Rosenberg, "Proposed Direct Action Statute," in N Y Judicial Conference, Sixteenth Annual Report 264, 265 (1971).
New York Judicial Conference, Report to the 1966 Legislature in Relation to the Civil Practice Law and Rules 12-24 (1966).
Based upon the limited guidance available to us, we believe that the New York courts would refuse to sustain jurisdiction over Dytron on these facts under section 302(a) 3(ii). Perhaps the case would be different if the discernible local impact of the commercial injury to plaintiffs were greater, e.g., destruction of plaintiffs' business in New York by the loss of out-of-state customers, although we express no view as to that. But the injury here does not even approach that extreme. Accordingly we hold that Dytron's alleged tortious activity in Kentucky and Pennsylvania did not cause plaintiffs "injury * * * within the state," and we affirm dismissal of the complaint against Dytron.
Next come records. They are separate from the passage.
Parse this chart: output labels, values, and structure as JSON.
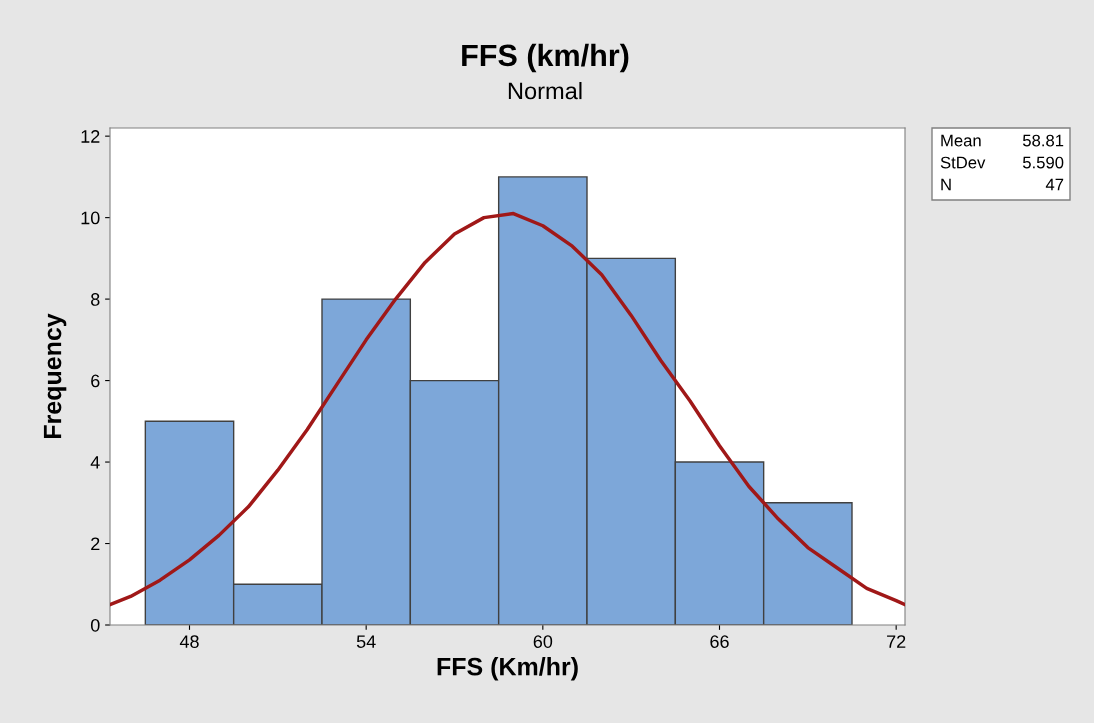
{
  "chart_data": {
    "type": "histogram",
    "title": "FFS (km/hr)",
    "subtitle": "Normal",
    "xlabel": "FFS (Km/hr)",
    "ylabel": "Frequency",
    "series": [
      {
        "bins": [
          46.5,
          49.5,
          52.5,
          55.5,
          58.5,
          61.5,
          64.5,
          67.5,
          70.5
        ],
        "values": [
          5,
          1,
          8,
          6,
          11,
          9,
          4,
          3
        ],
        "color": "#7da7d9"
      },
      {
        "type": "line",
        "color": "#a01818",
        "x": [
          45.3,
          46,
          47,
          48,
          49,
          50,
          51,
          52,
          53,
          54,
          55,
          56,
          57,
          58,
          59,
          60,
          61,
          62,
          63,
          64,
          65,
          66,
          67,
          68,
          69,
          70,
          71,
          72,
          72.3
        ],
        "values": [
          0.5,
          0.7,
          1.1,
          1.6,
          2.2,
          2.9,
          3.8,
          4.8,
          5.9,
          7.0,
          8.0,
          8.9,
          9.6,
          10.0,
          10.1,
          9.8,
          9.3,
          8.6,
          7.6,
          6.5,
          5.5,
          4.4,
          3.4,
          2.6,
          1.9,
          1.4,
          0.9,
          0.6,
          0.5
        ]
      }
    ],
    "xlim": [
      45.3,
      72.3
    ],
    "xticks": [
      48,
      54,
      60,
      66,
      72
    ],
    "ylim": [
      0,
      12.2
    ],
    "yticks": [
      0,
      2,
      4,
      6,
      8,
      10,
      12
    ],
    "grid": false,
    "legend": false,
    "annotations": [
      "Mean 58.81",
      "StDev 5.590",
      "N 47"
    ]
  }
}
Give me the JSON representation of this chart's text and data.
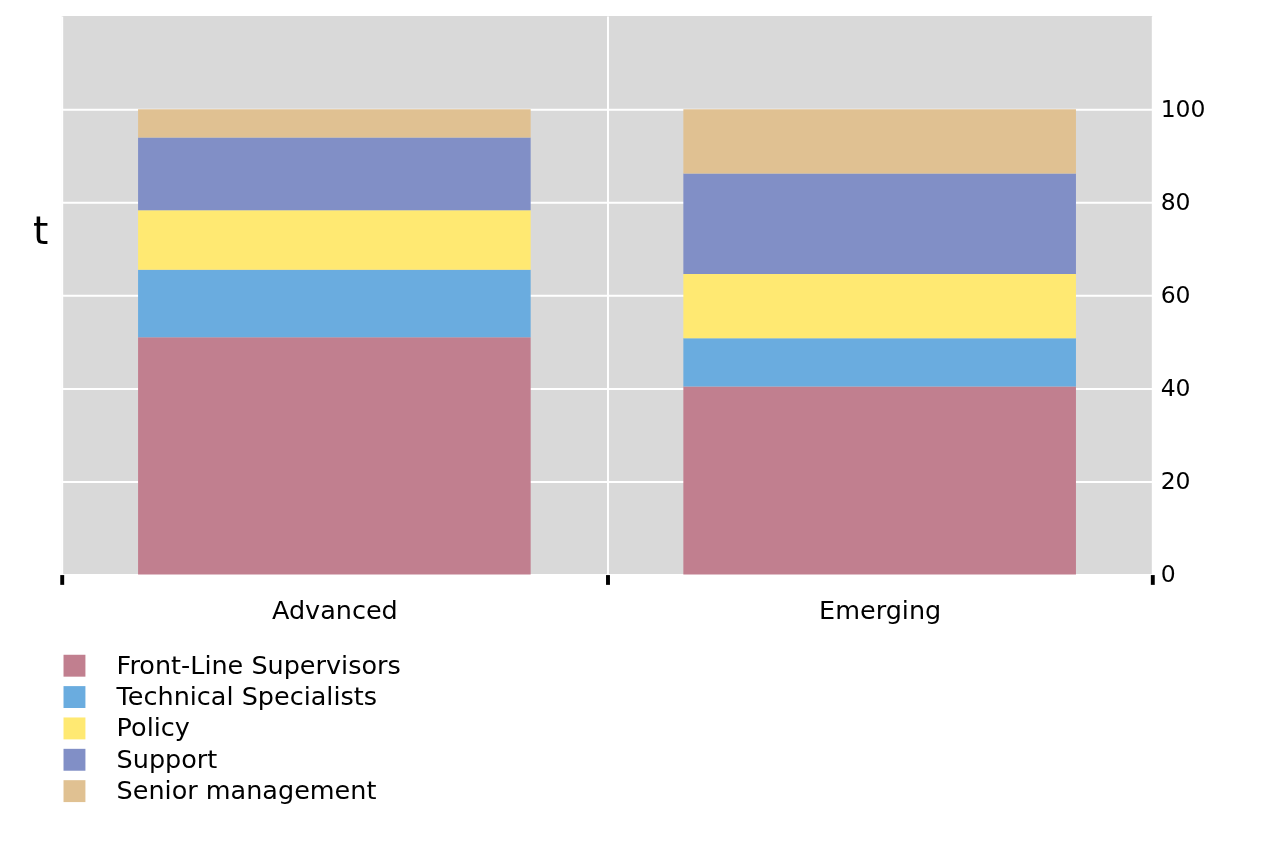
{
  "chart_data": {
    "type": "bar",
    "stacked": true,
    "ylabel": "t",
    "categories": [
      "Advanced",
      "Emerging"
    ],
    "series": [
      {
        "name": "Front-Line Supervisors",
        "color": "#c17f8f",
        "values": [
          51.0,
          40.4
        ]
      },
      {
        "name": "Technical Specialists",
        "color": "#6aacdf",
        "values": [
          14.5,
          10.4
        ]
      },
      {
        "name": "Policy",
        "color": "#ffe972",
        "values": [
          12.8,
          13.8
        ]
      },
      {
        "name": "Support",
        "color": "#818fc6",
        "values": [
          15.6,
          21.6
        ]
      },
      {
        "name": "Senior management",
        "color": "#e0c192",
        "values": [
          6.1,
          13.8
        ]
      }
    ],
    "ylim": [
      0,
      120
    ],
    "yticks": [
      0,
      20,
      40,
      60,
      80,
      100
    ],
    "grid": true,
    "legend": "bottom"
  }
}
In affirming as to Dytron but reversing as to the individual defendants, we recognize that we reach apparently inconsistent results. However, the relevant activities of the corporate and individual defendants were simply not the same. The difference in result flows directly from that. We agree that it makes little sense as a practical matter to have the suit against the individual defendants in New York and the suit against the corporate defendant elsewhere, but we cannot solve plaintiffs' tactical problems by making exceptions to what we believe the New York courts would regard as proper jurisdictional principles. However, if plaintiffs commence suit against Dytron in another jurisdiction, a possible solution might be to seek to transfer the New York action against the individual defendants under 28 U.S.C. § 1404(a).
Affirmed in part and reversed in part.